With Red Ink Hemorrhaging Unabated, Adelanto On Brink Of Axing City Manager

(February 12) The Adelanto City Council is sharpening a long knife for city manager Jim Hart, with at least one member of the council pushing his colleagues to prepare to sack him if he does not leave his post willingly, the Sentinel has learned.
At Mayor Rich Kerr’s request, Hart on February 11 delivered Adelanto’s annual state of the city address to the chamber of commerce, but was not in attendance at that evening’s city council meeting, at which a closed door discussion of Hart’s performance was scheduled. Word was given that Hart was taking a two-week leave to use up accrued leave time.
No official action was taken by the council during the closed session evaluation, and there were conflicting reports about whether Hart would return at the end of his current two week hiatus.

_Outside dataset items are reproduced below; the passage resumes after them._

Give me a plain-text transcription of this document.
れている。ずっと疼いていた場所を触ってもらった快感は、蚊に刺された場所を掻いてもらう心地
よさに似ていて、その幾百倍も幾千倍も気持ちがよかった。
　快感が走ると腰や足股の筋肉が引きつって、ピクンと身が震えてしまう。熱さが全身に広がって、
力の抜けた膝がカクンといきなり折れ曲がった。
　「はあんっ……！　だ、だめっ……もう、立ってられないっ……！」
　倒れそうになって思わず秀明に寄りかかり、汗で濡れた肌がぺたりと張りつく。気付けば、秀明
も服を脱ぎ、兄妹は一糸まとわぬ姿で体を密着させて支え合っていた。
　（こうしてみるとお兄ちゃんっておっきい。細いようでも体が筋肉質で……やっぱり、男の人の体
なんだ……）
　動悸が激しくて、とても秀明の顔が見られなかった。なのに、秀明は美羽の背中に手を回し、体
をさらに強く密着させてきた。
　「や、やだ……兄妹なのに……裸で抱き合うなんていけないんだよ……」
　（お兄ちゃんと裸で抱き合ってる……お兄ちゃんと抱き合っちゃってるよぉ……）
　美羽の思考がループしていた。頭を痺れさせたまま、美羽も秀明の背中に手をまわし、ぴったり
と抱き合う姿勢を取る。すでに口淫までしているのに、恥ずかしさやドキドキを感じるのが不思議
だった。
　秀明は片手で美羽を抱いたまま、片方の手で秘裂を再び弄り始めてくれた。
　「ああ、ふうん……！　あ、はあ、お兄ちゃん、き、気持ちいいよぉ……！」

Adelanto has been teetering on the brink of bankruptcy for some time and Hart and his staff have been unable to right the listing financial ship.

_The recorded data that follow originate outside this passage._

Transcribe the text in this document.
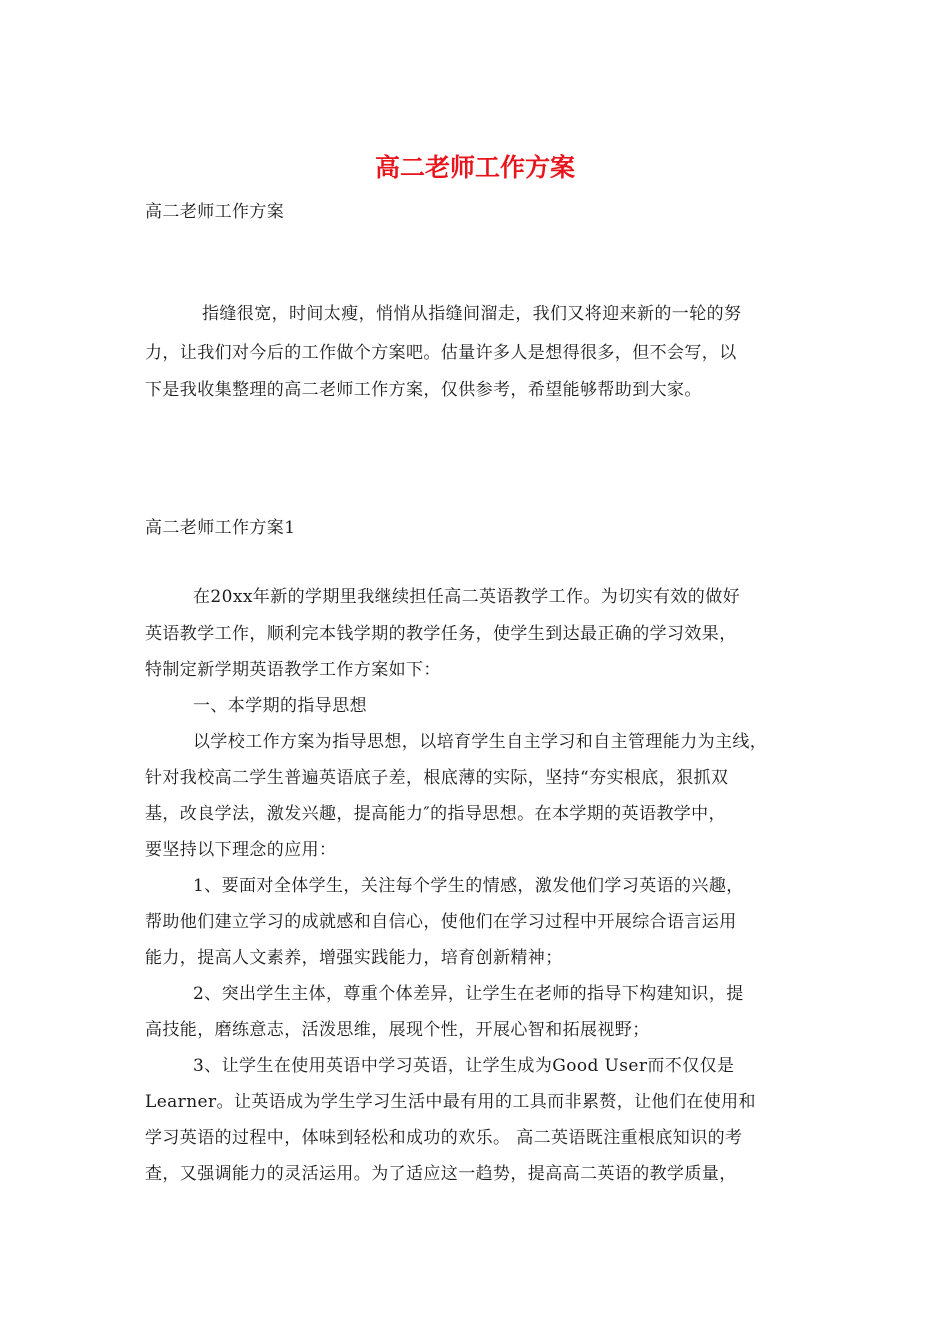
高二老师工作方案
高二老师工作方案
指缝很宽，时间太瘦，悄悄从指缝间溜走，我们又将迎来新的一轮的努
力，让我们对今后的工作做个方案吧。估量许多人是想得很多，但不会写，以
下是我收集整理的高二老师工作方案，仅供参考，希望能够帮助到大家。
高二老师工作方案1
在20xx年新的学期里我继续担任高二英语教学工作。为切实有效的做好
英语教学工作，顺利完本钱学期的教学任务，使学生到达最正确的学习效果，
特制定新学期英语教学工作方案如下：
一、本学期的指导思想
以学校工作方案为指导思想，以培育学生自主学习和自主管理能力为主线，
针对我校高二学生普遍英语底子差，根底薄的实际，坚持“夯实根底，狠抓双
基，改良学法，激发兴趣，提高能力″的指导思想。在本学期的英语教学中，
要坚持以下理念的应用：
1、要面对全体学生，关注每个学生的情感，激发他们学习英语的兴趣，
帮助他们建立学习的成就感和自信心，使他们在学习过程中开展综合语言运用
能力，提高人文素养，增强实践能力，培育创新精神；
2、突出学生主体，尊重个体差异，让学生在老师的指导下构建知识，提
高技能，磨练意志，活泼思维，展现个性，开展心智和拓展视野；
3、让学生在使用英语中学习英语，让学生成为Good User而不仅仅是
Learner。让英语成为学生学习生活中最有用的工具而非累赘，让他们在使用和
学习英语的过程中，体味到轻松和成功的欢乐。 高二英语既注重根底知识的考
查，又强调能力的灵活运用。为了适应这一趋势，提高高二英语的教学质量，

In 2013, the city council, as it was then composed, at Hart’s urging declared the 31,765 population city was in a state of fiscal emergency. The city’s residents, however, refused to consent to impose on themselves a tax that city officials insisted was needed to stave off bankruptcy and Hart’s only other alternatives have been to seek out development projects that offer the prospect of fee or tax generation. In particular, he advocated the city approving the development of two privately-run prisons within its city limits. Adelanto is already host to four detention facilities. One of the two more recent proposals has been approved and the other was withdrawn. The council and Hart have been attacked for a lack of imagination in wrestling with the fiscal dilemma and for advocating bringing in more detention facilities, which some say will further erode the city’s reputation and lessen its ability to attract other types of development.
On November 4, incumbent councilmen Charles Valvo and Steve Baisden, along with mayor Cari Thomas, were unsuccessful in their reelection bids. Thus, a majority of the five-member council was freshly installed, although councilman Charley Glasper was formerly on the council. Glasper and John Woodard were sworn in to replace Valvo and Baisden, while Rich Kerr replaced Thomas.

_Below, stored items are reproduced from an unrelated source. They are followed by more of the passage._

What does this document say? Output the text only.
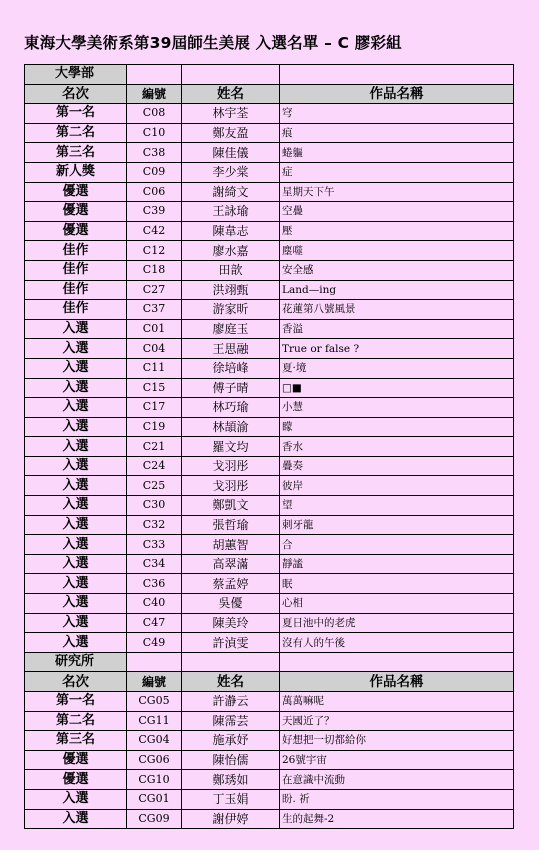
東海大學美術系第39屆師生美展 入選名單 – C 膠彩組
大學部			
名次	編號	姓名	作品名稱
第一名	C08	林宇荃	穹
第二名	C10	鄭友盈	痕
第三名	C38	陳佳儀	蜷軀
新人獎	C09	李少棠	症
優選	C06	謝綺文	星期天下午
優選	C39	王詠瑜	空疊
優選	C42	陳韋志	壓
佳作	C12	廖水嘉	塵噬
佳作	C18	田歆	安全感
佳作	C27	洪翊甄	Land—ing
佳作	C37	游家昕	花蓮第八號風景
入選	C01	廖庭玉	香溢
入選	C04	王思融	True or false ?
入選	C11	徐培峰	夏·境
入選	C15	傅子晴	□■
入選	C17	林巧瑜	小慧
入選	C19	林頡渝	矇
入選	C21	羅文均	香水
入選	C24	戈羽彤	疊奏
入選	C25	戈羽彤	彼岸
入選	C30	鄭凱文	望
入選	C32	張哲瑜	刺牙龍
入選	C33	胡蕙智	合
入選	C34	高翠滿	靜謐
入選	C36	蔡孟婷	眠
入選	C40	吳優	心相
入選	C47	陳美玲	夏日池中的老虎
入選	C49	許湞雯	沒有人的午後
研究所			
名次	編號	姓名	作品名稱
第一名	CG05	許瀞云	萬萬嘛呢
第二名	CG11	陳霈芸	天國近了？
第三名	CG04	施承妤	好想把一切都給你
優選	CG06	陳怡儒	26號宇宙
優選	CG10	鄭琇如	在意識中流動
入選	CG01	丁玉娟	盼. 祈
入選	CG09	謝伊婷	生的起舞-2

Whatever honeymoon with Hart that ensued after the newly-composed council was installed has now faded and Hart’s head is now on the chopping block.
The strongest advocate for Hart’s removal, the Sentinel has learned, is councilman Jermaine Wright. Wright was on the losing side of several votes taken over the last two years by the Thomas-led council that included Valvo, Baisden and councilman Ed Camargo.
Glasper is only slightly less critical of Hart than Wright. Among the remainder of the current council, Hart’s strongest supporter is Camargo. But Camargo’s political stock is in eclipse, as he is fighting off charges of being involved in a conflict of interest that grew out of his November vote in support of the prison project that was subsequently withdrawn. Camargo’s girlfriend is employed by the company seeking to develop that prison.
Kerr does not appear to be strong-willed with regard to Hart, one way or the other. In the first two months of his tenure as mayor, he has been highly dependent upon Hart for orientation, and this may have left him indisposed to firing him outright.
Hart, who has been Adelanto city manager since 2004 and was city manager in Twentynine Palms and Rancho Margarita and administrative services director in Rancho Cucamonga before that, is seriously weakened by the consideration that he is the highest paid city manager in the High Desert.
According to former State Controller John Chiang’s latest report, Hart is receiving an annual salary and add-ons of $280,000, together with a retirement and health care package valued at $50,105, giving him a total annual compensation package of $330,105. His add-ons include accrual payouts, an advance on deferred compensation, a city vehicle, cell phone and computer allowances. Without those add-ons his salary is $216,000.
Glasper lamented that $330,000 annually was out of line for a city of Adelanto’s size that is going broke. He said Hart had failed to move the city ahead during the time he, Glasper, was not on the council, and that he was disappointed to find, when he returned, that the city is in a deeper financial rut than when he left. He said Hart’s performance had been mediocre, at best. While Glasper suggested he was prepared to keep Hart in place if he were to accept a salary cut, Wright wants Hart out, period.
Last week, aware that the newly-composed city council is dissatisfied with the city’s ongoing $2.6 million deficit, finance director Onyx Jones, who had been a key member of Hart’s administrative team, resigned.